This week marks the 47th anniversary of the Selma-to-Montgomery marches that took place in 1965 in Alabama. The historical event, a cornerstone of the Civil Rights Movement, took place in an effort to combat white resistance to Black voter registration in the South.
Fast-forward almost 50 years later and the fight for voting rights is still an ongoing issue. This time, tactics are being used in several Republican-ruled states, including Alabama, to keep people of color away from the polls.
The Rev. Al Sharpton’s National Action Network is partnering this week with national organizations, congressional leaders and activists to lead a march from Selma to Montgomery to lead the fight to protect civil and voter rights.
The five-day march will commemorate the historic 1965 Selma-to-Montgomery voting rights march. It began at the Edmund Pettus Bridge this past Sunday and will end with a rally at the Alabama State Capitol on Friday.

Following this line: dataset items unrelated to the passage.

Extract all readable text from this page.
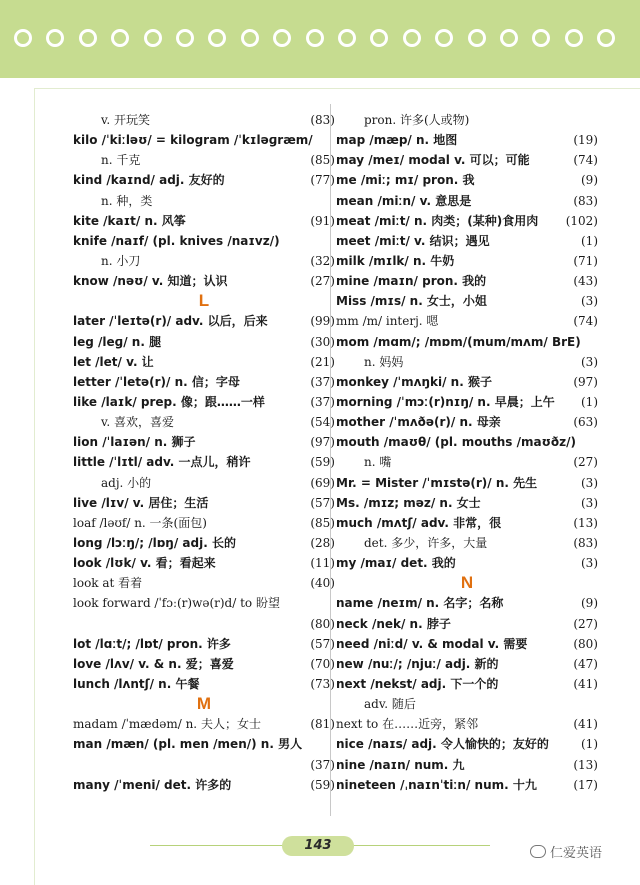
v. 开玩笑	(83)
kilo /ˈkiːləʊ/ = kilogram /ˈkɪləɡræm/
n. 千克	(85)
kind /kaɪnd/ adj. 友好的	(77)
n. 种，类
kite /kaɪt/ n. 风筝	(91)
knife /naɪf/ (pl. knives /naɪvz/)
n. 小刀	(32)
know /nəʊ/ v. 知道；认识	(27)
L
later /ˈleɪtə(r)/ adv. 以后，后来	(99)
leg /leɡ/ n. 腿	(30)
let /let/ v. 让	(21)
letter /ˈletə(r)/ n. 信；字母	(37)
like /laɪk/ prep. 像；跟……一样	(37)
v. 喜欢，喜爱	(54)
lion /ˈlaɪən/ n. 狮子	(97)
little /ˈlɪtl/ adv. 一点儿，稍许	(59)
adj. 小的	(69)
live /lɪv/ v. 居住；生活	(57)
loaf /ləʊf/ n. 一条(面包)	(85)
long /lɔːŋ/; /lɒŋ/ adj. 长的	(28)
look /lʊk/ v. 看；看起来	(11)
look at 看着	(40)
look forward /ˈfɔː(r)wə(r)d/ to 盼望
(80)
lot /lɑːt/; /lɒt/ pron. 许多	(57)
love /lʌv/ v. & n. 爱；喜爱	(70)
lunch /lʌntʃ/ n. 午餐	(73)
M
madam /ˈmædəm/ n. 夫人；女士	(81)
man /mæn/ (pl. men /men/) n. 男人
(37)
many /ˈmeni/ det. 许多的	(59)
pron. 许多(人或物)
map /mæp/ n. 地图	(19)
may /meɪ/ modal v. 可以；可能	(74)
me /miː; mɪ/ pron. 我	(9)
mean /miːn/ v. 意思是	(83)
meat /miːt/ n. 肉类；(某种)食用肉 (102)
meet /miːt/ v. 结识；遇见	(1)
milk /mɪlk/ n. 牛奶	(71)
mine /maɪn/ pron. 我的	(43)
Miss /mɪs/ n. 女士，小姐	(3)
mm /m/ interj. 嗯	(74)
mom /mɑm/; /mɒm/(mum/mʌm/ BrE)
n. 妈妈	(3)
monkey /ˈmʌŋki/ n. 猴子	(97)
morning /ˈmɔː(r)nɪŋ/ n. 早晨；上午 (1)
mother /ˈmʌðə(r)/ n. 母亲	(63)
mouth /maʊθ/ (pl. mouths /maʊðz/)
n. 嘴	(27)
Mr. = Mister /ˈmɪstə(r)/ n. 先生	(3)
Ms. /mɪz; məz/ n. 女士	(3)
much /mʌtʃ/ adv. 非常，很	(13)
det. 多少，许多，大量	(83)
my /maɪ/ det. 我的	(3)
N
name /neɪm/ n. 名字；名称	(9)
neck /nek/ n. 脖子	(27)
need /niːd/ v. & modal v. 需要	(80)
new /nuː/; /njuː/ adj. 新的	(47)
next /nekst/ adj. 下一个的	(41)
adv. 随后
next to 在……近旁，紧邻	(41)
nice /naɪs/ adj. 令人愉快的；友好的	(1)
nine /naɪn/ num. 九	(13)
nineteen /ˌnaɪnˈtiːn/ num. 十九	(17)
143
仁爱英语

The march is in support of voting rights and will highlight the continuing efforts against voter suppression, including efforts to defeat voter identification laws and reverse anti-immigration laws in the state of Alabama.
This past Sunday, thousands of people participated in a march across the Pettus Bridge during the 19th annual reenactment of the 1965 march.
“The right has geared up to suppress the vote,” Sharpton said at a breakfast at Wallace State Community College. “What was fought for and won in Selma to Montgomery has never had such a frontal attack as today. We need to get back on the streets and fight for what we fought for in 1965.”
Sharpton is broadcasting his show, “PoliticsNation,” on MSNBC from Alabama this week. He participated in a debate on the program with Republican Rep. Jay Love of Alabama, who said voter ID laws in Alabama and other states are needed to deter voter fraud. He said the state will provide free non-driver IDs.
Sharpton responded, “And they have to go and use all kinds of means to come down and try to acquire it.”
Rep. John Lewis, who helped lead the march in 1965 with Martin Luther King Jr., is continuing his own legacy by helping NAN lead the march in 2012. Over a dozen Black and Hispanic members of Congress are supporting the march.
“We come here to reflect,” he said to the crowd this week in Selma. “We come here to be renewed. We come here to be inspired.”
Joining Sharpton arm-in-arm during the reenactment of the march were NAACP President Benjamin Jealous, Jesse Jackson and Martin Luther King III.
Jealous said that participating in the march was a time to pay homage to those who sacrificed before.
“This week, we are marching from Selma to Montgomery in memory of Jimmy Lee Jackson, who gave his life so all Americans could vote, and to call on the Department of Justice to invalidate all strict voter ID laws so that all may continue to vote,” said Jealous.
“We march because in 2011 and 2012, states have passed more laws to block more Americans from voting than at any point since the Voting Rights Act was passed in 1965,” he continued.
Reflecting on his experience this week, Jackson said that marching against voter laws in Alabama and other states has just begun and that they will again challenge the nation as actions during the Civil Rights Movement did in the 1960s.
“The march was not a memory of the past but a protest of the present,” he said. “In Alabama, conservatives are moving once more to suppress the vote, part of a concerted effort across the country to make it harder for the poor, the elderly and minorities to vote.”
On Wednesday, marchers continued on with their trek from Selma to Montgomery, making stops at Canaan Hills Primitive Baptist Church and rallying at the Jackson-Steele Community Center. On Thursday night, marchers will rally in Montgomery at St. Jude’s Educational Institute. On Friday, the march’s end, rallies will be held at the Alabama State Capitol and Dexter Avenue King Memorial Baptist Church.